We have to respect the wishes of the voters, even if our candidates don’t win. In the U.S., say “abortion” and most Republicans will vote for the most repulsive person sitting in the White House. In South Africa, despite years of outrageous corruption, most Blacks support the African National Congress because they brought sorely-needed racial equality to their country.
In Victoria, just say “progressive” and regardless of your credentials, you’re elected. For decades, I’ve called myself progressive, with big donations and activist work, along with money and support to the provincial NDP and the federal Liberals, but clearly I’m not progressive enough.
How else do you explain people voting in the entire Together Victoria slate? It’s no wonder Isitt, who heads this group, wants more money for a part-time job. I can’t imagine a less-qualified slate of candidates who are in charge of overseeing the city’s annual budget of more than $300 million each and every year.
Look at the resumés of these people and it’s no wonder they need more time to figure things out. But again, that’s the choice of the voters.
To get elected to Victoria council you have to either be: An incumbent; on a slate; or a “star.”
We can eliminate any “stars” by having them observe just one council meeting. Yet there are some very good and very qualified candidates with good name recognition.
With the NewCouncil slate, I had some, due to my taking on the province and the city over their destructive creation and handling of the tent city. Clearly, however, my name recognition wasn’t enough. (No, I don’t think I’m a star and I won’t be running.)
Another person with name recognition is Stephen Andrew, part of our NewCouncil slate. Andrew got more votes than any other council candidates who didn’t win (not Pam Madoff).

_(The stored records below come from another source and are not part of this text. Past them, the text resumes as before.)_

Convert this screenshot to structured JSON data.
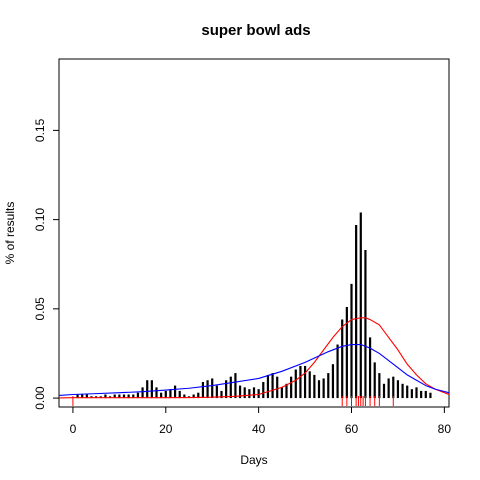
{
  "chart_data": {
    "type": "bar",
    "title": "super bowl ads",
    "xlabel": "Days",
    "ylabel": "% of results",
    "xlim": [
      -3,
      81
    ],
    "ylim": [
      -0.005,
      0.19
    ],
    "xticks": [
      0,
      20,
      40,
      60,
      80
    ],
    "yticks": [
      0.0,
      0.05,
      0.1,
      0.15
    ],
    "ytick_labels": [
      "0.00",
      "0.05",
      "0.10",
      "0.15"
    ],
    "series": [
      {
        "kind": "bars",
        "color": "#000000",
        "x": [
          1,
          2,
          3,
          4,
          5,
          6,
          7,
          8,
          9,
          10,
          11,
          12,
          13,
          14,
          15,
          16,
          17,
          18,
          19,
          20,
          21,
          22,
          23,
          24,
          25,
          26,
          27,
          28,
          29,
          30,
          31,
          32,
          33,
          34,
          35,
          36,
          37,
          38,
          39,
          40,
          41,
          42,
          43,
          44,
          45,
          46,
          47,
          48,
          49,
          50,
          51,
          52,
          53,
          54,
          55,
          56,
          57,
          58,
          59,
          60,
          61,
          62,
          63,
          64,
          65,
          66,
          67,
          68,
          69,
          70,
          71,
          72,
          73,
          74,
          75,
          76,
          77
        ],
        "values": [
          0.002,
          0.002,
          0.002,
          0.001,
          0.001,
          0.001,
          0.002,
          0.001,
          0.002,
          0.002,
          0.002,
          0.002,
          0.002,
          0.003,
          0.006,
          0.01,
          0.01,
          0.006,
          0.003,
          0.004,
          0.005,
          0.007,
          0.004,
          0.002,
          0.001,
          0.002,
          0.003,
          0.009,
          0.01,
          0.011,
          0.007,
          0.004,
          0.01,
          0.012,
          0.014,
          0.007,
          0.006,
          0.005,
          0.006,
          0.005,
          0.009,
          0.013,
          0.014,
          0.012,
          0.006,
          0.008,
          0.012,
          0.016,
          0.018,
          0.018,
          0.015,
          0.013,
          0.01,
          0.011,
          0.014,
          0.019,
          0.03,
          0.044,
          0.051,
          0.064,
          0.097,
          0.104,
          0.083,
          0.034,
          0.02,
          0.014,
          0.008,
          0.011,
          0.012,
          0.01,
          0.008,
          0.007,
          0.005,
          0.006,
          0.004,
          0.004,
          0.003
        ]
      },
      {
        "kind": "curve",
        "color": "#ff0000",
        "x": [
          -3,
          0,
          5,
          10,
          15,
          20,
          25,
          30,
          35,
          40,
          45,
          48,
          50,
          52,
          54,
          56,
          58,
          60,
          62,
          63,
          64,
          66,
          68,
          70,
          72,
          74,
          76,
          78,
          81
        ],
        "values": [
          0.0001,
          0.0002,
          0.0002,
          0.0002,
          0.0002,
          0.0002,
          0.0003,
          0.0005,
          0.001,
          0.002,
          0.006,
          0.01,
          0.014,
          0.02,
          0.027,
          0.034,
          0.04,
          0.044,
          0.045,
          0.045,
          0.044,
          0.041,
          0.034,
          0.027,
          0.019,
          0.013,
          0.008,
          0.005,
          0.002
        ]
      },
      {
        "kind": "curve",
        "color": "#0000ff",
        "x": [
          -3,
          0,
          5,
          10,
          15,
          20,
          25,
          30,
          35,
          40,
          45,
          50,
          55,
          58,
          60,
          62,
          64,
          66,
          68,
          70,
          72,
          74,
          76,
          78,
          81
        ],
        "values": [
          0.0015,
          0.002,
          0.0025,
          0.003,
          0.0036,
          0.0045,
          0.0055,
          0.007,
          0.009,
          0.011,
          0.015,
          0.02,
          0.026,
          0.029,
          0.03,
          0.03,
          0.028,
          0.025,
          0.021,
          0.017,
          0.013,
          0.01,
          0.007,
          0.005,
          0.003
        ]
      }
    ],
    "rug": {
      "color": "#ff0000",
      "x": [
        0,
        58,
        59,
        60,
        61,
        61.5,
        62,
        62.5,
        63,
        64,
        65,
        66,
        69
      ]
    }
  }
}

The top six “non-winners” included four of our NewCouncil slate. But clearly our quest to bring back common sense, fiscal responsibility and safety wasn’t enough … again, the will of the voters.

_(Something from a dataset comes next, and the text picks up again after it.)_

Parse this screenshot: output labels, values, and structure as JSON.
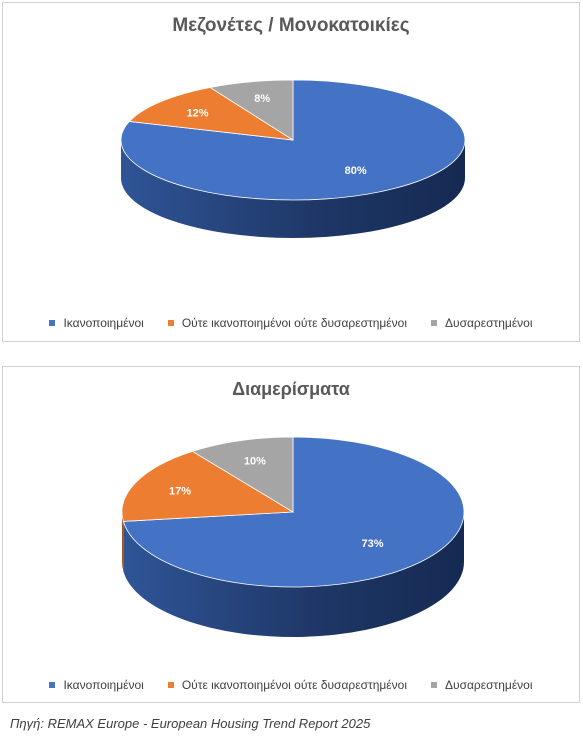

When I read the letters to the editor, I chuckle when people write that Isitt and his group better watch out next election.
Isitt doesn’t have to watch out. He can insult a large swath of the electorate and still top the charts because he spends most of his council time returning each and every email, text and message.

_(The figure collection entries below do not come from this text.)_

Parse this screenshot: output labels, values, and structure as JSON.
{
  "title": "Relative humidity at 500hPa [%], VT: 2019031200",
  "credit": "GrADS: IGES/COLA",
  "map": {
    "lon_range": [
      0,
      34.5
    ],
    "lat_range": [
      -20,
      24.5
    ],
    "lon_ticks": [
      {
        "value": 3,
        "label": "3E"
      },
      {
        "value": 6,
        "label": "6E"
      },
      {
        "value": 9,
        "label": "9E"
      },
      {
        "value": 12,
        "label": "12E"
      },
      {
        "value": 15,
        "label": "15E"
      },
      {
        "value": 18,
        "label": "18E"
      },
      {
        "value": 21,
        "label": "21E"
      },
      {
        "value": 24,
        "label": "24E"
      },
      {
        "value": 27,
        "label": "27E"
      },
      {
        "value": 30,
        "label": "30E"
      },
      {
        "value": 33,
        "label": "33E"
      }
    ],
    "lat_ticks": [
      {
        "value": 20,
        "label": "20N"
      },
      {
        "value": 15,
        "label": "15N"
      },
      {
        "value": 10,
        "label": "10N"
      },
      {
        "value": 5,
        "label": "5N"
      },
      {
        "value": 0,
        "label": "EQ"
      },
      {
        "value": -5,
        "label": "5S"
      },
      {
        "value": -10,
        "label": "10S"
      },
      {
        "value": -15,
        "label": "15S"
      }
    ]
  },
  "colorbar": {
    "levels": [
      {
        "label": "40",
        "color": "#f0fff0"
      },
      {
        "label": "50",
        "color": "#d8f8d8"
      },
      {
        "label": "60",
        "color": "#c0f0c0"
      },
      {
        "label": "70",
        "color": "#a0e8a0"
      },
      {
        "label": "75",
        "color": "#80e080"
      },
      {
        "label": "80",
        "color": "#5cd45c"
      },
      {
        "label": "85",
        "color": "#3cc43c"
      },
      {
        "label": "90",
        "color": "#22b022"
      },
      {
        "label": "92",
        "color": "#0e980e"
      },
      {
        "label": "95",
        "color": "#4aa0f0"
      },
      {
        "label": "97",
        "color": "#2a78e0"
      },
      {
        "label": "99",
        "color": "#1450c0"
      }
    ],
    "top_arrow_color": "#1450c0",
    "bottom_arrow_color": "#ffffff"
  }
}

That’s one of the qualities of the late Rob Ford, the former mayor of Toronto. No, I’m not comparing Ford’s many flaws … I’m saying that Ford got virtually no council support for his wacky ideas as councillor, but since he returned every phone call, enough of the people of Toronto thought that was good enough to be mayor.
Isitt getting back to you will be enough to win his next job: Mayor.
And for those who get on their high horses saying, “we don’t want slates,” good luck with that. The Grumpy Taxpayers have condemned slates and I recall the Times Colonist coming out against them.
I hate to break it to you, but Together Victoria isn’t thinking, “gosh, they have a point … let’s disband our group.”
Just watch. Next election, Together Victoria will run even more than a simple majority. In addition to their “progressive” banner, their quid pro quo included substantial union and bike-lane proponent support. Why do you think that immediately upon taking office, council added jobs to the payroll and fast-tracked more bike lanes?
Until like-minded people get together, with proper financial backing, to support fiscal responsibility, an end to the outrageous tax and user-fee increases, governing within their own jurisdiction, and caring about the safety and security of Victoria residents, you will get what I affectionately call “Loopyville” to continue.
It’s the will of the people.
Stephen Hammond came in second to Mayor Lisa Helps in October 2018 on the NewCouncil slate.